I will try to keep this short. I recently have found out that I am pregnant and my husband and I decided to go to private so that we could accommodate all of our existing clients (as licensed your own children count towards the numbers). We decided to do this sooner than later because we figured why wait, we wanted/need the extra cash, plus it would save the families money as well. Plus, we wanted to do the transition before one of my families other child starts with us so that we could save the family the headache of registering her with the agency. I am 2 weeks away from being private and I'm actually pretty excited. Everyone has decided to stay with me and have all been super supportive.
Well.....my husband is in the military and everyone knows what type of life that involves (aka moving every couple of years) however we are very unhappy with this lifestyle and my husband has a chance to have an interview with a company this week that could really reset our whole life AND it could bring us back to all of our family. It really could be good for our family. Especially with baby #2 coming in January. We have obviously decided to not say anything until he for sure gets the job and we know the details of him leaving the military for obvious reasons (there's no point in getting everyone worked up if it doesn't happen - however I have a feeling that it will and that when it does it will happen fast. Probably by October).
My question is: what would you say or do? When would you tell the families if it does happen? How much details would you give them?
I hate this because I would have never gone private if I would have known this would happen. Plus, one of my families and I had made an agreement that they would send their oldest child full time in order to hold a space for their youngest who will be starting in September because I was losing the income by keeping the space open.
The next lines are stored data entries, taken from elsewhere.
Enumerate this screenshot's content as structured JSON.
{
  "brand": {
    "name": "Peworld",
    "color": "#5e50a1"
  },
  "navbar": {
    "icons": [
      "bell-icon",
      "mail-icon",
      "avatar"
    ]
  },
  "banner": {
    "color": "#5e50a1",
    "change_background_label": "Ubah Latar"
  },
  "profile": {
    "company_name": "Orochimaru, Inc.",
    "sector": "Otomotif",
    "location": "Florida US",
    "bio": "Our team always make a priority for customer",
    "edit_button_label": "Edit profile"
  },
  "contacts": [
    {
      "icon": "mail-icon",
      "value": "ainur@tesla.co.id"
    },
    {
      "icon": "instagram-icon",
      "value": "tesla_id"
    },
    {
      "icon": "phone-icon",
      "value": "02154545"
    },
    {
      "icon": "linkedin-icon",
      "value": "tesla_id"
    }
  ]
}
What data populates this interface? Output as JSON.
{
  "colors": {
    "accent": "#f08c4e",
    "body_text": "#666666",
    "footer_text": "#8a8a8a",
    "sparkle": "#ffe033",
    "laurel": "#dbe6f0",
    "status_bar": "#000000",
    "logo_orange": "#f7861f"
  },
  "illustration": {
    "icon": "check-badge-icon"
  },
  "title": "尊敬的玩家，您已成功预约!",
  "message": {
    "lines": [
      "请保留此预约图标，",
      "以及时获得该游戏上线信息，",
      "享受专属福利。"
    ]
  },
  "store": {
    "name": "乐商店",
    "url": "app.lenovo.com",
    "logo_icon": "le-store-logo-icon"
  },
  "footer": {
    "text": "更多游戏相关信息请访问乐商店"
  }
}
So I feel EXTREMELY guilty about the possibility of not being able to follow through.
I know that I ultimately have to take care of me and my family first (they would do the same). I also know that they would understand. But still.
I'm tempted to just say that hubby was posted to save from any questions as they know that that is all part of his job and know that it's out of our hands. However, I hate the thought of telling a white lie to people that I truly care about.
Thoughts? Advice?
(I know, I should just deal with it, if and when it happens but I gotta wrap my head around this and have an action plan if it does happen).